Parfois, un film est une couleur. Comme une signature de mise en scène, comme une abstraction qui se passe de mots. Dans All We Imagine as Light, second long-métrage de Payal Kapadia, le bleu cyan et le rouge magenta brossent le portrait en demi-teinte d’une ville lumière, Bombay, capitale commerciale de l’Inde et cœur battant de « Bollywood ». Les migrants y affluent tous les jours, moins pour rêver que pour fuir des traumas familiaux. Quelques voix off, documentaires, nous le font comprendre dès l’ouverture du récit.

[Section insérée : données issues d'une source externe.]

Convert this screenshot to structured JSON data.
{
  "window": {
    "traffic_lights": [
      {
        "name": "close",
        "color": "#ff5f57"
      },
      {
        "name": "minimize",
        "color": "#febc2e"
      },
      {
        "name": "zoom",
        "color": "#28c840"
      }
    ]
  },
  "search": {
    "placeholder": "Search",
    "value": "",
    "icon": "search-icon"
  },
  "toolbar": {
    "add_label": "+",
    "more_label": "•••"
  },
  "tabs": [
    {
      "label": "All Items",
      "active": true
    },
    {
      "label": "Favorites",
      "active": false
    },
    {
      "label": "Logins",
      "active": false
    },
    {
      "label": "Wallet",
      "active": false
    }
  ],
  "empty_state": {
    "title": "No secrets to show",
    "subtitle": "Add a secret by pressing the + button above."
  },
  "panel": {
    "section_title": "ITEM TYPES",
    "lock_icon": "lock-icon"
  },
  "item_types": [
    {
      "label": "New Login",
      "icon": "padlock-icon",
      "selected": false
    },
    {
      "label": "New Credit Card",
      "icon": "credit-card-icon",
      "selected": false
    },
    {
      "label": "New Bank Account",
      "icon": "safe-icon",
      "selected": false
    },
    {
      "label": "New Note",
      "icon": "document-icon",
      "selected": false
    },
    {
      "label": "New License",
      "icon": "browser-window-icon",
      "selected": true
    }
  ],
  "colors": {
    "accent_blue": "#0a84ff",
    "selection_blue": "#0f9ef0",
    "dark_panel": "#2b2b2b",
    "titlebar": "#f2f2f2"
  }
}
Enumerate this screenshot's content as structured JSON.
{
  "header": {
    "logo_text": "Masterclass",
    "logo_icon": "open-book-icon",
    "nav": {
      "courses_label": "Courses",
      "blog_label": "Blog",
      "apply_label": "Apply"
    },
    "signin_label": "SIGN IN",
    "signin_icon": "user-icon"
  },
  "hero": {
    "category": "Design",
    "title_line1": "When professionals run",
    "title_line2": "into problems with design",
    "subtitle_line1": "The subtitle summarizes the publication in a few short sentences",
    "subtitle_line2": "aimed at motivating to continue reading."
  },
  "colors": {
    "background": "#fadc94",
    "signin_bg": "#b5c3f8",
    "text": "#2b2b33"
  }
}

On avait découvert le cinéma brûlant de Payal Kapadia à Cannes, en 2021, à la Quinzaine des cinéastes : Toute une nuit sans savoir tissait une correspondance amoureuse et militante, mêlant une multitude d’images filmées par une jeunesse en lutte contre le pouvoir ultranationaliste hindou de Narendra Modi.

All We Imagine as Light n’est qu’en apparence plus apaisé : il faut saluer la grâce avec laquelle la réalisatrice filme la métropole comme un manège faussement enchanté, révélant ses héroïnes au milieu d’une foule d’anonymes. Le film commence avant la levée du jour, humant la ville qui se lève tôt. Des mouvements de caméra survolent les étals d’un marché de gros, avec ses vendeurs tapis dans l’ombre, au pied d’immeubles encore assoupis.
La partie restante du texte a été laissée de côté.